The Lenten Promise
A Catholic tradition: Why we fast
Jessica Frascà STAFF COLUMNIST
Lent begins every year on Ash Wednesday and lasts for 40 days up until Easter Sunday. For Catholics, they commit to fasting as well as giving up something in order to replicate the same type of sacrifice Jesus committed in the desert. Some of the well-known things that people give up during this time include sweets, social media, chips, swearing, alcohol, coffee, etc. Some other ideas are to give up online shopping, smoking, complaining, going to the pub, gaming, or binge-watching Netflix. Similar to New Year's resolutions, some people use Lenten season to give up something they want to leave in the past.
Mardi Gras, also known as Shrove Tuesday, is known as a celebration on the day before the fasting and religious obligations begin with the penitential season of Lent. On “Fat Tuesday,” people indulge in all the different things that they will give up for the Lenten season. Traditionally during Lent, not only do people give up something but they are also expected to fast. On Ash Wednesday and every Friday during this time, people refrain from eating meat.
While the practice of giving things up during Lent is not required, voluntarily choosing to give up something does in fact strengthen your faith during this time. Although you are told that you should give up something, they also say you can add on an extra good habit. Therefore, the priest recommends saying an extra prayer or going to church twice a week, reading a biblical scripture, or even saying the rosary every day. Some people even volunteer at a soup kitchen or give money or food to the poor. Even if you are not Catholic, this time could be a period in which people can choose to better themselves and their hearts.
This year, the Lenten season began on Valentine's Day and will end on April Fools’, which means for a lot of couples that celebrated Valentine's Day, there probably wasn't any alcohol or chocolates exchanged.

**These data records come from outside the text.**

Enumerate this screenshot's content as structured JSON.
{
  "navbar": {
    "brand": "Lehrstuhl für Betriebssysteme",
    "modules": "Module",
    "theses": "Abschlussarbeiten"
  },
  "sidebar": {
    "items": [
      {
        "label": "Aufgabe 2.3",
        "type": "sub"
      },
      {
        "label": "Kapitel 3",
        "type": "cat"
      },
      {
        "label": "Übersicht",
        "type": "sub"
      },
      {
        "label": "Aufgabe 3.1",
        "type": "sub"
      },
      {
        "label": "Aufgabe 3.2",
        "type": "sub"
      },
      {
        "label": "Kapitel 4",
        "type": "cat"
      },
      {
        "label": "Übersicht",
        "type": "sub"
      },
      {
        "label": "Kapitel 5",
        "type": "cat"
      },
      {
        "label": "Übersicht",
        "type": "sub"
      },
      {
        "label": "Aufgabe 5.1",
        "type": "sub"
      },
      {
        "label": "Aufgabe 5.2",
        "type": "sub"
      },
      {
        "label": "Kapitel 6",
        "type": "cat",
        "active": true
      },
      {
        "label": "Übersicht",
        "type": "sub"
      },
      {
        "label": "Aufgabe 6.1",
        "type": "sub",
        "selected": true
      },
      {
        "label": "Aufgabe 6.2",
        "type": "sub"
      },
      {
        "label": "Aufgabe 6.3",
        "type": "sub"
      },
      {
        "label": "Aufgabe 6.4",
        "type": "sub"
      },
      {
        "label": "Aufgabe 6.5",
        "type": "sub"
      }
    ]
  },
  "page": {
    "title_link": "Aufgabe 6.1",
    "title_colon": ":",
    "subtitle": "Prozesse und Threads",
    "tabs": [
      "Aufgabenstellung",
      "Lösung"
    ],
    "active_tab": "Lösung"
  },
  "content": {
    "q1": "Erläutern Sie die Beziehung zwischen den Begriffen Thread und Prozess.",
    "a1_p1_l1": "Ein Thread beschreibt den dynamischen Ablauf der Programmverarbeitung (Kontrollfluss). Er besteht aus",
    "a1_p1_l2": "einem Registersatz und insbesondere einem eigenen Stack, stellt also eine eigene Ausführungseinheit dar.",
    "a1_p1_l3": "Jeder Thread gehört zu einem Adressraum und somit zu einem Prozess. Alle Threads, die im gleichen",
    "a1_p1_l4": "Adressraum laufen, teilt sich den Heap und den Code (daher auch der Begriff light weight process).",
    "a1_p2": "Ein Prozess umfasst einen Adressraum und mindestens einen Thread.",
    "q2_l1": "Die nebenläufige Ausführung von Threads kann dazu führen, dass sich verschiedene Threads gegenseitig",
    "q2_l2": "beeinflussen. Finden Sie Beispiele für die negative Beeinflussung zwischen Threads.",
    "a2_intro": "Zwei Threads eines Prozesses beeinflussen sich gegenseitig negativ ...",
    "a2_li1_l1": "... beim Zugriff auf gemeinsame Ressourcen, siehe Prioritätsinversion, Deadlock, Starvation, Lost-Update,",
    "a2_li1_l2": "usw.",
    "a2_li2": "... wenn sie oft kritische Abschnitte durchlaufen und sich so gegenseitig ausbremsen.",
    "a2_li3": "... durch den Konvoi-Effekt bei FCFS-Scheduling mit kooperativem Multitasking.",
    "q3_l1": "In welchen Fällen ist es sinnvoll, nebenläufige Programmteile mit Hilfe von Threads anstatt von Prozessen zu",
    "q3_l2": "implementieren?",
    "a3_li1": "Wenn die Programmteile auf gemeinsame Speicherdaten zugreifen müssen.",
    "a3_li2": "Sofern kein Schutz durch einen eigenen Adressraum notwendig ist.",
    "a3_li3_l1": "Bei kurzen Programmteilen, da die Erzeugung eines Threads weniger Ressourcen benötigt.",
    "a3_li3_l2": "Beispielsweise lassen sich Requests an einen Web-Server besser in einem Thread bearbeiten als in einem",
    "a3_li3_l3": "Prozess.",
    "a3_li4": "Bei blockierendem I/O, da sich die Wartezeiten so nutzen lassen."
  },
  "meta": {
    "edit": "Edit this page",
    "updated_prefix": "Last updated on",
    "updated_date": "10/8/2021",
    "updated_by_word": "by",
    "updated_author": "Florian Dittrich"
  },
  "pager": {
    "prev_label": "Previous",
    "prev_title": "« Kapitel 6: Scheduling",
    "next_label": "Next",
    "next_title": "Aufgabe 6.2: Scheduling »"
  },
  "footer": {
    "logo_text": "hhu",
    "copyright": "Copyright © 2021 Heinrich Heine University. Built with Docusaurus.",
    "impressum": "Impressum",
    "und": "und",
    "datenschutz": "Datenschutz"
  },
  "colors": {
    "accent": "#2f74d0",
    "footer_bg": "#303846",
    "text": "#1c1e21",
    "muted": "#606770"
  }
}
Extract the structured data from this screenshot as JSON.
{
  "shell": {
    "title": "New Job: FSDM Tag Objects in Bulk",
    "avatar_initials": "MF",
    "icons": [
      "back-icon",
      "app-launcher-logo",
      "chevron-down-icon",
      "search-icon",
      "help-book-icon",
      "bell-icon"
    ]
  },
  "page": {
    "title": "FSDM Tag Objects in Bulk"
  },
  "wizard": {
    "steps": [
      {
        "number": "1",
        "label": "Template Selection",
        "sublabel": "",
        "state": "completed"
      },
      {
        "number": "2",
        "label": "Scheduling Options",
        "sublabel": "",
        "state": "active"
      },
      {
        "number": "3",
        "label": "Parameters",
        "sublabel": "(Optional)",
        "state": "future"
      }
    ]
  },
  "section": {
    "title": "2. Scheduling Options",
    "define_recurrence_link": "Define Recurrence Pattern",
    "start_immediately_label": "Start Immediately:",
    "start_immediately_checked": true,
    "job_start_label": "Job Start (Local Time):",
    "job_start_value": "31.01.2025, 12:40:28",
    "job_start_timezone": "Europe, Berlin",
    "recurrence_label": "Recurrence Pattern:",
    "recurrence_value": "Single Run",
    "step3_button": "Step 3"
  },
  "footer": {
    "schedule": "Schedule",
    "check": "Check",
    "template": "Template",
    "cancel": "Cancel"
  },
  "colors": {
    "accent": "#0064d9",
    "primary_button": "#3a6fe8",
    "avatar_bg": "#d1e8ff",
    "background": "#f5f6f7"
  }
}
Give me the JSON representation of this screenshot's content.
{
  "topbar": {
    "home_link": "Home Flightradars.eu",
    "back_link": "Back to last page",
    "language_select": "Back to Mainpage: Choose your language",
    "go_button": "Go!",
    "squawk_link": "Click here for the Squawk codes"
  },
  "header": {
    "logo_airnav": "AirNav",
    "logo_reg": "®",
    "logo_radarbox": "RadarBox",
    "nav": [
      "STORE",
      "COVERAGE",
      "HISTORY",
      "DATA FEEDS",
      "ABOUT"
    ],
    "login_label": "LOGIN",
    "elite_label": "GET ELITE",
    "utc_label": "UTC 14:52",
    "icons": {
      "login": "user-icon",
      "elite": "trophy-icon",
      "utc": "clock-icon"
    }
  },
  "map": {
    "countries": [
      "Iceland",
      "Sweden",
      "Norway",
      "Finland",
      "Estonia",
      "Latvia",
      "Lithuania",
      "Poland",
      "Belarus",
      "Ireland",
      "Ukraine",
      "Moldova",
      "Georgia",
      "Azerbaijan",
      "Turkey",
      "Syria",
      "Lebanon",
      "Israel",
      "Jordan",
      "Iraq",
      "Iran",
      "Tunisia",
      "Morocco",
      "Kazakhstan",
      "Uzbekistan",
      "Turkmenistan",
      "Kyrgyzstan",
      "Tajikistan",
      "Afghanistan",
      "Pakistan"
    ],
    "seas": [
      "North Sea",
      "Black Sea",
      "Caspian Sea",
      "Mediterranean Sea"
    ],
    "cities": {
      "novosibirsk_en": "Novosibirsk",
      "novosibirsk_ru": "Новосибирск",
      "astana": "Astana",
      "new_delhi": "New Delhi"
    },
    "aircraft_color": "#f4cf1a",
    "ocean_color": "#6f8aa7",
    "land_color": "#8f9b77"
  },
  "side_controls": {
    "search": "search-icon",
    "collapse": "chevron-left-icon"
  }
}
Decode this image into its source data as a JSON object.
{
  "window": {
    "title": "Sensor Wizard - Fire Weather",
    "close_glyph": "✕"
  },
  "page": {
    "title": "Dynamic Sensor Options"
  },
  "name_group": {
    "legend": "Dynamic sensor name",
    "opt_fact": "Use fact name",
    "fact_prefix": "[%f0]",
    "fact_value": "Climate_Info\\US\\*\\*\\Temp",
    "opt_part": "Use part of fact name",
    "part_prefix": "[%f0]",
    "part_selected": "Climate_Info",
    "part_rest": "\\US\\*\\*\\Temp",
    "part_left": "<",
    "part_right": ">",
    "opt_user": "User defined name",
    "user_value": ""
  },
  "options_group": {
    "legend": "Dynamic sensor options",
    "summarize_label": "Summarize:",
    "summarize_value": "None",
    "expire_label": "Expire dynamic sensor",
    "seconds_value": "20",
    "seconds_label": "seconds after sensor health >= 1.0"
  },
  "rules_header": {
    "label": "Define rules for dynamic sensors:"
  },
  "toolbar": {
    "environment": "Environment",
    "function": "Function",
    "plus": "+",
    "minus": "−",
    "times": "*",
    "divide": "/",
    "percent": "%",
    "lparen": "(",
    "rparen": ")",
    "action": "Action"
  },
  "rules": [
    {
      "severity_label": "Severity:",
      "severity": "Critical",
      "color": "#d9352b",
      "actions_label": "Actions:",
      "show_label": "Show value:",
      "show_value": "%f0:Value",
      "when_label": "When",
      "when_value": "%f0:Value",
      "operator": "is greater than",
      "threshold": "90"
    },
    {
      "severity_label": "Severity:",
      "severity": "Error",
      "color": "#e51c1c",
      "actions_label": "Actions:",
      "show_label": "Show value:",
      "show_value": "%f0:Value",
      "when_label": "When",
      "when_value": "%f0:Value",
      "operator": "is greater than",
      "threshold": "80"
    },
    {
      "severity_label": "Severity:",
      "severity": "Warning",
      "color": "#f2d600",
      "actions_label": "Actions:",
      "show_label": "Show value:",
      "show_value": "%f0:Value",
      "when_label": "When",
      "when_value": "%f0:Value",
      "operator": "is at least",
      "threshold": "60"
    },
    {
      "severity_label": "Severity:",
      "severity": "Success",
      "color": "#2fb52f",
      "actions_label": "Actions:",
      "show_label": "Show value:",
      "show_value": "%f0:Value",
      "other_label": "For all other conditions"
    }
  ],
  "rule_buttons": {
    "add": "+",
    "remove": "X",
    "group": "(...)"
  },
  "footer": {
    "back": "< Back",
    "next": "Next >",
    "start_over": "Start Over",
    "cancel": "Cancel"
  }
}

This is my fifth year giving up coffee during Lent, so you can imagine on Shrove Tuesday the amount of caffeine that I drank. I wish I could say it gets easier each year, but I find as a university student it's the norm to drink coffee everyday — especially during midterm season and to stay awake and attentive in class. Every year it perplexes me that Tim Hortons’ Roll Up the Rim always happens during the Lenten season. I think it's safe to say that the company can’t afford interruptions in its profit because they know people might use Lent to stop drinking their coffee. Not only does Tim Hortons have a promotion going on but so does McDonald’s with its $1-dollar coffee any size deal happening in February. I wish I could say tea or hot chocolate could do the same trick as coffee but unfortunately they can’t. The rewarding experience will be on Easter Sunday when I will be sipping many cups of coffee!